2020 Fiscal Year Annual Research Report
Transformation of self-propelled droplets induced by molecular conversions
Project/Area Number |
18K05066
|
Research Institution | Keio University |
Principal Investigator |
伴野 太祐 慶應義塾大学, 理工学部(矢上), 講師 (70613909)
|
Project Period (FY) |
2018-04-01 – 2021-03-31
|
Keywords | 自己駆動油滴 / 非平衡系 / カチオン性界面活性剤 / 光応答性 / 集団運動 / パターン形成 / 変形 / 電解質 |
Outline of Annual Research Achievements |
非平衡系における分子集合体の新奇ダイナミクスとして,マイクロメートルサイズの油滴が界面活性剤水溶液中を自ら動く(自己駆動する)現象が注目されている。
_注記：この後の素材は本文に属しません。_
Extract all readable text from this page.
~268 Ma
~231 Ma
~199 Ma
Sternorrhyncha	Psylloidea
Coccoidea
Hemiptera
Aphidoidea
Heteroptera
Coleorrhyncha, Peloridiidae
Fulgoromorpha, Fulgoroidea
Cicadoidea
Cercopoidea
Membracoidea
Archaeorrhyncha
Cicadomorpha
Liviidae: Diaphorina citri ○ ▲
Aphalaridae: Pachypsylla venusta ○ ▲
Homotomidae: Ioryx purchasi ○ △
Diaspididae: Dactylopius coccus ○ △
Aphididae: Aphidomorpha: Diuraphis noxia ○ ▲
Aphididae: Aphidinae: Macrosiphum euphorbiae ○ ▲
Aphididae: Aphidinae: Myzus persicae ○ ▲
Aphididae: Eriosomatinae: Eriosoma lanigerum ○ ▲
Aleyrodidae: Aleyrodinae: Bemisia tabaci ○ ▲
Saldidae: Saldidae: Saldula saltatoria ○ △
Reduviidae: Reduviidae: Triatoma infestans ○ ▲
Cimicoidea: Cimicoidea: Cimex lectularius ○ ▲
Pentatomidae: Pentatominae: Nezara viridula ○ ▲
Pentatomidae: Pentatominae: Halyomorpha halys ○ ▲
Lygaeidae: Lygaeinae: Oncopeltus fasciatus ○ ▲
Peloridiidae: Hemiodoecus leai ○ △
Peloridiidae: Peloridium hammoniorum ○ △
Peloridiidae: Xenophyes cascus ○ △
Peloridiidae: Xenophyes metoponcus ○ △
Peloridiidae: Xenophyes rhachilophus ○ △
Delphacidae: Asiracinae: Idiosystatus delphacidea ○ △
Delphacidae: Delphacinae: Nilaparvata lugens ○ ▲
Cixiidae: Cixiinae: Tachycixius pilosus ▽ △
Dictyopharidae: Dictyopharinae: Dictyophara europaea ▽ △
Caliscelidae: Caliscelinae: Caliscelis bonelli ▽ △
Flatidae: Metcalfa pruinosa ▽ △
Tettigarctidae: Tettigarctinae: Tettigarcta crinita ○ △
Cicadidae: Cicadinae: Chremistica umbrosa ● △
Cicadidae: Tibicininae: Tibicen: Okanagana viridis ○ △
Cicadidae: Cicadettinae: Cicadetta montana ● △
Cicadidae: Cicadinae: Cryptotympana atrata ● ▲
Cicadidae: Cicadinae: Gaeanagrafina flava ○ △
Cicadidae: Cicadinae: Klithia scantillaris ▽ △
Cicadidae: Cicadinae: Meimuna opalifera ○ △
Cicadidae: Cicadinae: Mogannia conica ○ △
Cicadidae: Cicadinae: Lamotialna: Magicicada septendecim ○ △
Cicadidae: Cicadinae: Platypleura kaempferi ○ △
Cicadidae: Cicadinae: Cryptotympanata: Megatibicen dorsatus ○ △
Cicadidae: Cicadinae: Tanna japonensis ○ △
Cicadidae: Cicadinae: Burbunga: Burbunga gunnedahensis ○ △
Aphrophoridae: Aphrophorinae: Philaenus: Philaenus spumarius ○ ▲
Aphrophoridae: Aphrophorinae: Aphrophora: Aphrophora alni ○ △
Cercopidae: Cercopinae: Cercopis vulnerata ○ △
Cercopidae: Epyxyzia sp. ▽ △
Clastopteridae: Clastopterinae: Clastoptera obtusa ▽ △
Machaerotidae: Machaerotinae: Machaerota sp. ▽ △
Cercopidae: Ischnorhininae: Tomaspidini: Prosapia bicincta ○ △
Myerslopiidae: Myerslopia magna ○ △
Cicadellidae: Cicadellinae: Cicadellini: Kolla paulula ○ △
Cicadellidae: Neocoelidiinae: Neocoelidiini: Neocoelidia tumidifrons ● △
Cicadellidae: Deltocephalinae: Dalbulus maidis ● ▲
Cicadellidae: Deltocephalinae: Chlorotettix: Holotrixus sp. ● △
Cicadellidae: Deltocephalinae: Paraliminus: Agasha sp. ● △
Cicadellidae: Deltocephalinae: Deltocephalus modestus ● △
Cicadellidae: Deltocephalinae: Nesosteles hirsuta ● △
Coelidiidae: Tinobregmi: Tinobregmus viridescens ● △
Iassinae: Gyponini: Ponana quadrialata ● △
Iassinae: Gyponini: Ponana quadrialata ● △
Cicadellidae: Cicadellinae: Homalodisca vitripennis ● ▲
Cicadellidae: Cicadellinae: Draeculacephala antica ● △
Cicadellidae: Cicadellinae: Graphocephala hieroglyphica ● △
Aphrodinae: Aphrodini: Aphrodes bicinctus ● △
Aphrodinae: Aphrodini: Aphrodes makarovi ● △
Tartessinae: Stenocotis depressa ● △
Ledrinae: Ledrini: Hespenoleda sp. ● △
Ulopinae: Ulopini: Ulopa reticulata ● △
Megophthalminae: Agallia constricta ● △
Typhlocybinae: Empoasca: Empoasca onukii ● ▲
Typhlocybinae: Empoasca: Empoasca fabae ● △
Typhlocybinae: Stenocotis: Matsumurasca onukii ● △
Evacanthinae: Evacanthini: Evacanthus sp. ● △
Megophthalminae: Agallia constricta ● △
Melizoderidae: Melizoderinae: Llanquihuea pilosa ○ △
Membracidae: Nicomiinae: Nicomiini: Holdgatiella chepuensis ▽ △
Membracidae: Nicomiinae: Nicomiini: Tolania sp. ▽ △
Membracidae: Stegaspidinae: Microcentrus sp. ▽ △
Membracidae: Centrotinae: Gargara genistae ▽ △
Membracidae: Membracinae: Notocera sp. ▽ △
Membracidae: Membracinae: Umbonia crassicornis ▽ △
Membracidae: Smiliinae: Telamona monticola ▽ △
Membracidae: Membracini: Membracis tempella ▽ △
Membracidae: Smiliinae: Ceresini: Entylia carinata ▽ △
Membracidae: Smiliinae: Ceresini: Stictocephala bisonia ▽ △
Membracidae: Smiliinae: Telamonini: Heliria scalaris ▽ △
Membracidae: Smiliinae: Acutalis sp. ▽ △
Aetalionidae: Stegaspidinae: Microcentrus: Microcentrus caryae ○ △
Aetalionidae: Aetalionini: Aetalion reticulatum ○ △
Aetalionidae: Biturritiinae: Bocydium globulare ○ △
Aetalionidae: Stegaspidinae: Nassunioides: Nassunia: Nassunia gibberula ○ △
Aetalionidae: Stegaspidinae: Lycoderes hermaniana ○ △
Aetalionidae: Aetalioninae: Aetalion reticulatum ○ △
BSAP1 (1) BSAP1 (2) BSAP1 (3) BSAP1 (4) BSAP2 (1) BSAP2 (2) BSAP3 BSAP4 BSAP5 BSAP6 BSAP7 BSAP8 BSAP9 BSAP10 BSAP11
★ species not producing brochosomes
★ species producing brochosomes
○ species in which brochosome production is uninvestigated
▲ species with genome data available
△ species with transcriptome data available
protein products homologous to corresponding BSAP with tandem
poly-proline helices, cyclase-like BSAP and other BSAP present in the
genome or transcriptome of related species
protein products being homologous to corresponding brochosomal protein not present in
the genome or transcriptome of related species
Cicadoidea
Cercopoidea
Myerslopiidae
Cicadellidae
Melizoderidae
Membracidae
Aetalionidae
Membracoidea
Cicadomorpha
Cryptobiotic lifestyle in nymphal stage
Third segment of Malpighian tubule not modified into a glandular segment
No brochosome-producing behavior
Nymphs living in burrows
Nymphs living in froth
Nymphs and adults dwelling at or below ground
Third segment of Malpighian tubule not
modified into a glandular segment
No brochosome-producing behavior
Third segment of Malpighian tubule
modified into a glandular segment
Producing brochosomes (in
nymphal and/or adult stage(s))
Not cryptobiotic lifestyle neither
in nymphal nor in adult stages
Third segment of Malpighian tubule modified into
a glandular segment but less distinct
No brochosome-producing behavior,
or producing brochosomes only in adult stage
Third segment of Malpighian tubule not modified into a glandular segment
本現象は,油滴表面において界面張力が不均一であることに起因して生じるマランゴニ対流によるものと推定されている。我々はこれまで,界面活性剤および油滴成分の分子変換をトリガーとして油滴内部と油滴界面の状態を変化させることで,分裂や融合,走性といった細胞様の挙動が誘起されることを明らかにしてきた。本研究では,その場の環境に応じて油滴の駆動モードや自身の構造を変化させるという,生命にみられる相転移現象を模倣した化学システムの構築を目的としている。令和二年度においては,以下の2点の現象を見出した。 ・油滴の集団化:光応答性界面活性剤の存在下,紫外光を照射すると,へプチルオキシベンズアルデヒドの油滴が集合し,その周囲に円状のパターンが自発的に形成されることを見出した。その後,可視光を照射すると油滴は離散し,パターンは消失した。界面活性剤の光異性化率の測定と流れ場の可視化実験から,一連の現象は,界面活性剤の光異性化にともなって油滴表面の界面張力が変化することで生じる,油滴周囲の特異的な流れ場に由来すると推定された。 ・油滴の変形:ウンデカナールとデカノールを混合した油滴が,電解質を含むカチオン性界面活性剤水溶液中を変形しながら自己駆動し,一定時間経過後には変形しなくなることを見出した。本現象は,試料を2枚のスライドガラスで挟み込んだチャンバー内で見られたことから,ガラスへの油成分のぬれ性を評価したところ,ウンデカナールとデカノールからなる油はガラスをぬらすものの,その速度が比較的遅いことが認められた。このことが油滴の変形と関連しているものと考えられた。